How to Use MaxFileSize Parameter to Split the Incoming File into Number of Files on the Target in CSV Format
Question
How can I use the MaxFileSize parameter to split the incoming file into many files on the target in CSV format?
Environment
HVR 5
Answer
The /MaxFileSize parameter allows you to bundle the incoming rows in a file. The rows are bundled into the same file until after the specified threshold is reached. After this is done the file is sent to the target and HVR starts writing data to the new file.
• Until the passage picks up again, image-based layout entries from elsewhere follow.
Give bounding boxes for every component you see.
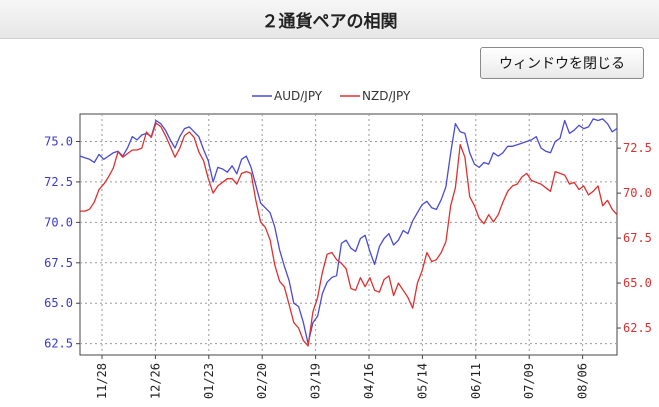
y-axis-right: 62.5 65.0 67.5 70.0 72.5 — [617, 141, 652, 335]
x-tick-label: 04/16 — [362, 363, 376, 399]
x-tick-label: 01/23 — [202, 363, 216, 399]
series-line-aud-jpy — [79, 118, 618, 345]
x-tick-label: 05/14 — [415, 363, 429, 399]
x-tick-label: 02/20 — [255, 363, 269, 399]
y-right-tick-label: 72.5 — [623, 141, 652, 155]
y-left-tick-label: 72.5 — [44, 175, 73, 189]
y-right-tick-label: 67.5 — [623, 231, 652, 245]
legend-label: AUD/JPY — [274, 89, 323, 103]
y-right-tick-label: 70.0 — [623, 186, 652, 200]
y-right-tick-label: 62.5 — [623, 321, 652, 335]
series-line-nzd-jpy — [80, 122, 618, 347]
legend-label: NZD/JPY — [362, 89, 411, 103]
chart-series — [79, 118, 618, 347]
x-tick-label: 06/11 — [469, 363, 483, 399]
chart-legend: AUD/JPY NZD/JPY — [252, 89, 411, 103]
x-tick-label: 03/19 — [309, 363, 323, 399]
close-window-button[interactable]: ウィンドウを閉じる — [480, 47, 644, 79]
y-left-tick-label: 75.0 — [44, 134, 73, 148]
y-left-tick-label: 67.5 — [44, 256, 73, 270]
chart-grid — [80, 114, 617, 355]
y-left-tick-label: 62.5 — [44, 337, 73, 351]
y-left-tick-label: 65.0 — [44, 296, 73, 310]
window-title: ２通貨ペアの相関 — [0, 0, 659, 39]
plot-frame — [79, 113, 618, 356]
x-tick-label: 07/09 — [522, 363, 536, 399]
x-tick-label: 12/26 — [148, 363, 162, 399]
y-left-tick-label: 70.0 — [44, 215, 73, 229]
y-axis-left: 62.5 65.0 67.5 70.0 72.5 75.0 — [44, 134, 80, 351]
x-axis: 11/28 12/26 01/23 02/20 03/19 04/16 05/14 06/11… — [95, 355, 590, 399]
x-tick-label: 08/06 — [576, 363, 590, 399]
x-tick-label: 11/28 — [95, 363, 109, 399]
y-right-tick-label: 65.0 — [623, 276, 652, 290]
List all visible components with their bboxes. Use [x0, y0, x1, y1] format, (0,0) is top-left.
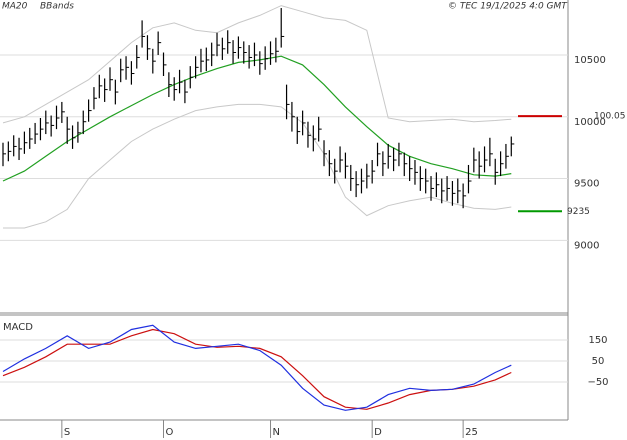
y-tick-label: 10500 [574, 55, 606, 66]
x-tick-label: N [273, 427, 280, 438]
y-tick-label: −50 [587, 377, 608, 388]
x-tick-label: 25 [465, 427, 478, 438]
bband-upper [2, 5, 512, 124]
x-tick-label: S [64, 427, 70, 438]
y-tick-label: 10000 [574, 117, 606, 128]
macd-title: MACD [3, 322, 33, 333]
level-label: 100.05 [594, 112, 626, 122]
source: © TEC 19/1/2025 4:0 GMT [448, 2, 568, 12]
x-tick-label: D [374, 427, 382, 438]
y-tick-label: 150 [588, 335, 607, 346]
y-tick-label: 50 [592, 356, 605, 367]
macd-line [2, 324, 512, 411]
level-label: 9235 [567, 207, 590, 217]
y-tick-label: 9500 [574, 179, 599, 190]
y-tick-label: 9000 [574, 240, 599, 251]
legend-ma20: MA20 [2, 2, 28, 12]
x-tick-label: O [166, 427, 174, 438]
legend-bbands: BBands [40, 2, 74, 12]
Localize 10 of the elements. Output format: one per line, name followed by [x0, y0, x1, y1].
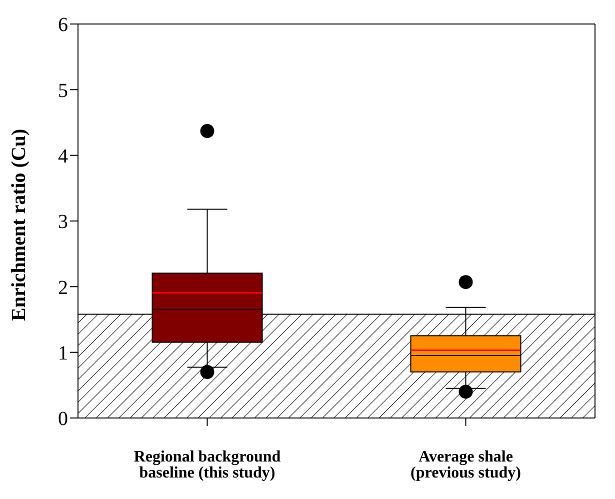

You can use this parameter if you want a smaller file size so that the files are easier to manage.
Prerequisites
- A channel f_rep already present in the HVR Hub
- In this particular example, we will look at CSV file as the target
Steps
Create the channel to replicate a table from Oracle database to a file in CSV file format. The channel will look like:
Add action Integrate /MaxFileSize to split the files in bytes. For example, in this case we will specify the MaxFileSize to be 1000 bytes. This will create files on the target with size 1000 bytes.
Perform Initialize to make this action take effect to the channel.
Perform Refresh. This option will create number of files on the target with size 10KB and a little over.
NOTE: For efficiency reasons, HVR decides to start writing new file depending on the length of previous row, not the current row. This means that the actual size of the may slightly exceed the specified value.
If you look at the properties of each file, it is evident that it is approximately 10KB.
Start the Integrate job. This will create the files with size of approximately 10KB each on the target.
NOTES:
- With integration, if the incoming data is less than MaxFileSize and the integration cycle completes then a file less than MaxFileSize is created on the target. It is only when the incoming data is more than MaxFileSize, this parameter comes into effect.
- Similar behavior is for refresh operation. The last file created will be more often than not less than MaxFileSize.